Брат скинул её с плеч, и сейчас смотрел широко распахнутыми глазами на корчащееся на земле существо. Нет, даже не просто скинул – отскочил, словно перед ним не сестра, а прокажённая, изъеденная болезнью. Мария корчилась, вопила во всё горло, и от прокушенного, окровавленного запястья растекалась вверх чернота. Вены, обыкновенно едва просвечивавшие сквозь прозрачную кожу, вздулись и потемнели; она царапала мостовую, ломая и сдирая ногти, и то и дело впивалась зубами то в ворот рубашки, а то и в собственную плоть.
Зубами.
Тонкими, но слишком крупными клыками.
- Да заткни ты ей рот, говорю! – убедившись, что и повторный приказ не торопятся исполнять, Леона сплюнула на мостовую и принялась кое-как отдирать рукав собственного камзола. Треск ткани – крики должны были заглушить его, но звук отчётливый, слишком громкий. А потом старшая Хранительница почему-то оказалась рядом, она протягивала руку и повторяла что-то; в уши как вода залилась, и только шелестело далёкое:
Алистер…
- … Дай мне кинжал!
Арлен медленно моргнул, возвращаясь в реальность; сквозь привидевшееся изящное личико Грустной Леди проступало лицо Леоны, нахмуренные брови, вздувшиеся шрамы. Старшая Хранительница скалила зубы, будто и сама обратилась чудовищным порождением ночи, и нетерпеливо дёргалась. Мелькнула страшная мысль – и пальцы сами сильнее сжали рукоять:
- Вы её убьёте?!
- Во имя Трёх, перестань изображать слабоумного и дай сюда кинжал! – оцарапав ему руку, Леона вырвала оружие из его рук и помчалась к извивающейся Марии. Быстрое движение – и в рану на запястье вонзилось серебрянное лезвие, и всё тело укушенной девушки вскинулось вверх, изогнулось так сильно, что Арлен не удивился бы, если бы к крикам примешался треск ломающегося позвоночника.

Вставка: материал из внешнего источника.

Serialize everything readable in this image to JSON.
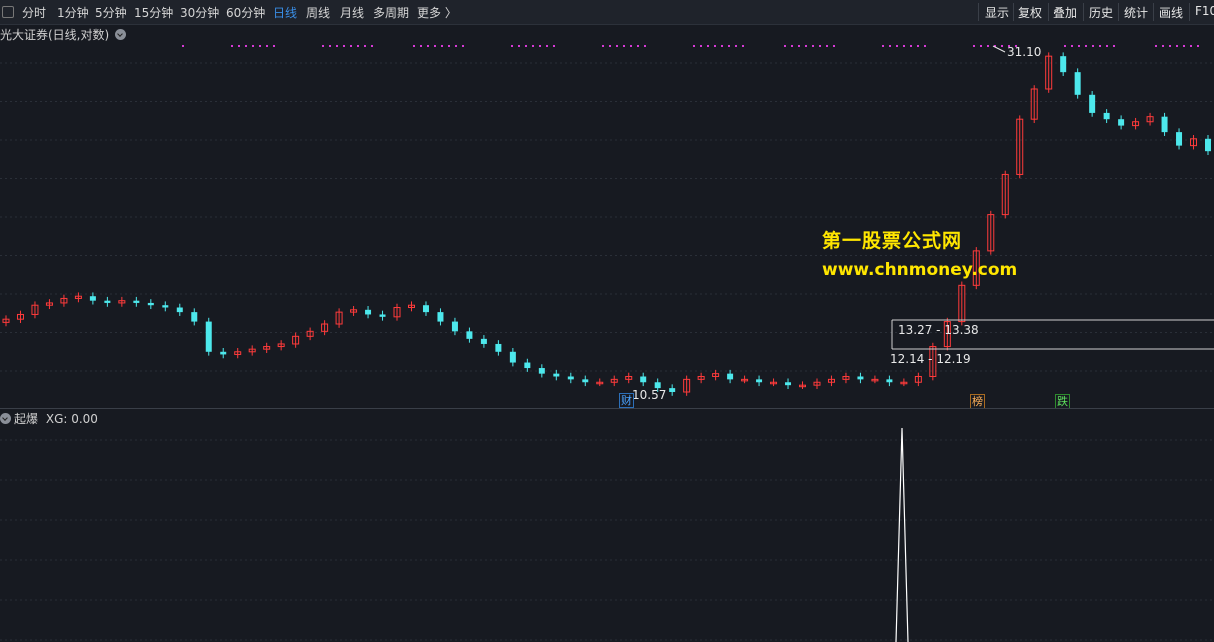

- Прекратите! – возопил Эдмунд, готовый наброситься на Леону с кулаками, но Кинан ухватил его за ворот и проорал прямо в ухо:
- Надо так! Если в кровь серебро попадает, зараза уходит.
Он один почти не казался испуганным или растерянным, будто происходило нечто, что прежде ему доводилось видеть не раз. Тем временем Мария затихла – умерла? Нет, грудь слабо вздымалась, даже, скорее, дёргалась вверх-вниз: тяжёлое, резкое дыхание, как у больной.
По бокам, в тёмных домах – ни звука, ни одного недовольного выкрика или зажжённой свечи. Наверное, стоило бы порадоваться, что в Старом Городе не живут, иначе бы могли явиться посторонние.
Леона тем временем развернула бурную деятельность: не извлекая кинжал, она примотала его к запястью Марии. Задумалась на мгновение, затем – завела безвольно болтающиеся руки ей за спину и связала. Даже не хотелось думать, зачем.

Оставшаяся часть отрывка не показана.